Nokia acquires Trolltech -- the biggest little company you've never heard of
In a move meant to bolster its software development prowess, Nokia just announced the acquisition Trolltech. Who's Trolltech? Well, its software can be found in some 10 million devices. In fact, Trolltech's Qt is used by such familiar applications as Skype, Google Earth, and Photoshop Elements while their Qtopia was spotted on a hacked Archos 5 series earlier this month. By acquiring Trolltech's software development frameworks and application platforms, Nokia hopes to help developers create Internet applications that work on PCs and across Nokia devices. Specifically, Nokia claims that the move will "further increase the competitiveness of S60 and Series 40." The deal also grandfathers Nokia into the LiMo Foundation and its attempt to bring open-source to your handset. Hear that Android? The $153 million offer must still be processed through regulatory channels and approved by shareholders -- all expected before June in out.
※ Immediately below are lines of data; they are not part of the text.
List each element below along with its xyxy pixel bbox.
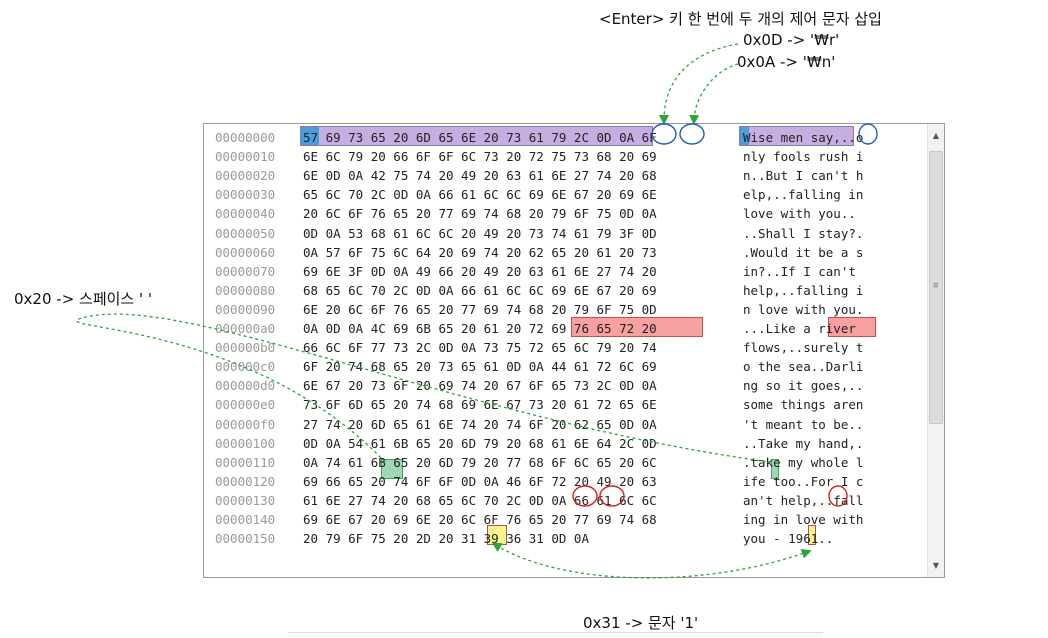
row-hex: 27 74 20 6D 65 61 6E 74 20 74 6F 20 62 6… xyxy=(303,416,657,432)
row-offset: 00000130 xyxy=(215,492,276,508)
row-offset: 00000100 xyxy=(215,435,276,451)
row-ascii: n..But I can't h xyxy=(743,168,864,184)
row-offset: 00000140 xyxy=(215,512,276,527)
row-offset: 00000000 xyxy=(215,130,276,145)
row-hex: 20 6C 6F 76 65 20 77 69 74 68 20 79 6F 7… xyxy=(303,206,657,222)
row-offset: 00000080 xyxy=(215,282,276,298)
row-ascii: ..Take my hand,. xyxy=(743,435,864,451)
row-hex: 66 6C 6F 77 73 2C 0D 0A 73 75 72 65 6C 7… xyxy=(303,340,657,356)
row-offset: 00000120 xyxy=(215,473,276,489)
row-hex: 0A 74 61 6B 65 20 6D 79 20 77 68 6F 6C 6… xyxy=(303,454,657,470)
row-hex: 6E 6C 79 20 66 6F 6F 6C 73 20 72 75 73 6… xyxy=(303,149,657,165)
row-hex: 6E 0D 0A 42 75 74 20 49 20 63 61 6E 27 7… xyxy=(303,168,657,184)
row-offset: 00000010 xyxy=(215,149,276,165)
row-ascii: n love with you. xyxy=(743,301,864,317)
row-hex: 20 79 6F 75 20 2D 20 31 39 36 31 0D 0A xyxy=(303,531,589,547)
hex-view-panel[interactable]: 00000000 57 69 73 65 20 6D 65 6E 20 73 61… xyxy=(203,123,945,578)
row-ascii: an't help,..fall xyxy=(743,492,864,508)
row-hex: 0A 57 6F 75 6C 64 20 69 74 20 62 65 20 6… xyxy=(303,244,657,260)
row-ascii: .take my whole l xyxy=(743,454,864,470)
row-offset: 00000090 xyxy=(215,301,276,317)
vertical-scrollbar[interactable]: ▲ ≡ ▼ xyxy=(927,124,944,577)
space-label: 0x20 -> 스페이스 ' ' xyxy=(14,290,153,308)
row-ascii: in?..If I can't xyxy=(743,263,856,279)
bottom-panel-edge xyxy=(288,632,823,638)
row-ascii: help,..falling i xyxy=(743,282,864,298)
row-hex: 57 69 73 65 20 6D 65 6E 20 73 61 79 2C 0… xyxy=(303,130,657,145)
row-offset: 000000e0 xyxy=(215,397,276,413)
row-ascii: ng so it goes,.. xyxy=(743,378,864,394)
row-ascii: 't meant to be.. xyxy=(743,416,864,432)
row-ascii: ..Shall I stay?. xyxy=(743,225,864,241)
row-ascii: o the sea..Darli xyxy=(743,359,864,375)
row-offset: 00000030 xyxy=(215,187,276,203)
row-hex: 6F 20 74 68 65 20 73 65 61 0D 0A 44 61 7… xyxy=(303,359,657,375)
row-ascii: love with you.. xyxy=(743,206,856,222)
row-ascii: ...Like a river xyxy=(743,321,856,336)
row-ascii: elp,..falling in xyxy=(743,187,864,203)
one-label: 0x31 -> 문자 '1' xyxy=(583,614,699,632)
row-offset: 00000150 xyxy=(215,531,276,547)
row-hex: 69 66 65 20 74 6F 6F 0D 0A 46 6F 72 20 4… xyxy=(303,473,657,489)
row-hex: 65 6C 70 2C 0D 0A 66 61 6C 6C 69 6E 67 2… xyxy=(303,187,657,203)
row-hex: 0D 0A 53 68 61 6C 6C 20 49 20 73 74 61 7… xyxy=(303,225,657,241)
row-offset: 00000040 xyxy=(215,206,276,222)
row-offset: 000000b0 xyxy=(215,340,276,356)
arrow-lf xyxy=(689,63,739,125)
row-offset: 00000020 xyxy=(215,168,276,184)
row-offset: 00000060 xyxy=(215,244,276,260)
row-hex: 0D 0A 54 61 6B 65 20 6D 79 20 68 61 6E 6… xyxy=(303,435,657,451)
row-hex: 73 6F 6D 65 20 74 68 69 6E 67 73 20 61 7… xyxy=(303,397,657,413)
row-ascii: flows,..surely t xyxy=(743,340,864,356)
row-hex: 6E 20 6C 6F 76 65 20 77 69 74 68 20 79 6… xyxy=(303,301,657,317)
row-offset: 000000a0 xyxy=(215,321,276,336)
row-ascii: some things aren xyxy=(743,397,864,413)
row-hex: 6E 67 20 73 6F 20 69 74 20 67 6F 65 73 2… xyxy=(303,378,657,394)
row-offset: 00000050 xyxy=(215,225,276,241)
row-ascii: ife too..For I c xyxy=(743,473,864,489)
row-offset: 00000110 xyxy=(215,454,276,470)
row-offset: 000000d0 xyxy=(215,378,276,394)
row-ascii: Wise men say,..o xyxy=(743,130,864,145)
row-ascii: .Would it be a s xyxy=(743,244,864,260)
row-hex: 61 6E 27 74 20 68 65 6C 70 2C 0D 0A 66 6… xyxy=(303,492,657,508)
row-offset: 00000070 xyxy=(215,263,276,279)
arrow-cr xyxy=(659,43,739,125)
scroll-down-icon[interactable]: ▼ xyxy=(928,557,944,574)
cr-label: 0x0D -> '₩r' xyxy=(743,31,840,49)
row-ascii: nly fools rush i xyxy=(743,149,864,165)
row-ascii: ing in love with xyxy=(743,512,864,527)
row-hex: 0A 0D 0A 4C 69 6B 65 20 61 20 72 69 76 6… xyxy=(303,321,657,336)
row-offset: 000000c0 xyxy=(215,359,276,375)
grip-icon: ≡ xyxy=(933,281,939,291)
row-hex: 68 65 6C 70 2C 0D 0A 66 61 6C 6C 69 6E 6… xyxy=(303,282,657,298)
row-hex: 69 6E 3F 0D 0A 49 66 20 49 20 63 61 6E 2… xyxy=(303,263,657,279)
row-ascii: you - 1961.. xyxy=(743,531,834,547)
scroll-up-icon[interactable]: ▲ xyxy=(928,127,944,144)
enter-title: <Enter> 키 한 번에 두 개의 제어 문자 삽입 xyxy=(599,10,882,28)
row-offset: 000000f0 xyxy=(215,416,276,432)
lf-label: 0x0A -> '₩n' xyxy=(737,53,836,71)
scrollbar-thumb[interactable]: ≡ xyxy=(929,151,943,424)
row-hex: 69 6E 67 20 69 6E 20 6C 6F 76 65 20 77 6… xyxy=(303,512,657,527)
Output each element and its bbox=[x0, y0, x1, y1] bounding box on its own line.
This is in response to the fact that Nokia, despite being at 40% market share is in trouble. As I just blogged (see link below) The handset market is shifting almost entirely to a software market and symbian just doesnt cut it. I think, despite Nokia's seeming success, without radical action, Android, OS X, and even windows mobile will hurt them.
Blog link:
http://whydoeseverythingsuck.com/2008/01/end-of-feature-phone-market-shifting.html
I don't really like how you advertise your blog but I absolutely agree with the fact that Symbian is a pain in the ass to program.
LH,
Would you prefer that I paste the whole article here, or do you just think that the ideas are not worth sharing?
I am fairly new to blogging, but from all the people I have spoken to, and everything I have read, commenting on peoples blogs with links to more complete comments is the essence of blog conversation.
Nokia knows Symbian doesn't cut it. That's why they've been building up a Linux platform (Maemo) for the last few years.
This isn't a major shift for Nokia, it's adding to an already building tool set for them.
""The primary issue is they are not usable. The best proof of this is that in 6 months the iPhone has become the leading mobile browser."
You are talking about North America where Nokia has 4-5% market share....
I dont see any problems thought if there is problem it is no doubt OS that they need to work.
S60 3th edition sf2 seems really good and brings much needed eye candy and almost next to that will be released the first s60 touch(s60 5th edition and will support all apps of s60 3th edition)) that btw will be used in non touch devices too and by then i dont see any problems of Nokia holding it's control in smartphones.
OS X is amazing, but Apple aint going to make real portfolio of phones(at least 3-6 phones in a year)and so it wont be a threat for big players globally you need to remember that iphone made the impact in USA and Nokia dosent have anything exept one N series device that has American 3G and it's not selling in any carrier so OS X is eating Windows.
Android is totally a different story this will be a big player in future and who knows if Nokia jumps in, but it wont be easy as Nokia owns 49% of Symbian.
Symbian will stay number one in the future, but Android will eat some if it's market share and Windows keeps sucking. Smartphone market will be bigger by then too so i'm sure they(Android and Symbian) will do good.
You can go and say these things in European forum and you will see how stongly they feel about Symbian. Try example Mobile-Review. Symbian has(Nokia)enough of brand power to keep it number one for some time even if they produced shit that s60 almost is now, but the current s60 is also living it's last days new os that i talked above might be present already in the next and N and E series phones that are coming in 3GSM."
Here's hoping they don't tank KDE 4.0 application development by messing around with the licenses of Trolltech's QT SDK.
@hank
"Please note that gratuitous links to your site are viewed as spam and may result in removed comments."
On individual blogs you can do that, but on major ones like Engadget that are as much a news site as anything else, it's generally not a good idea.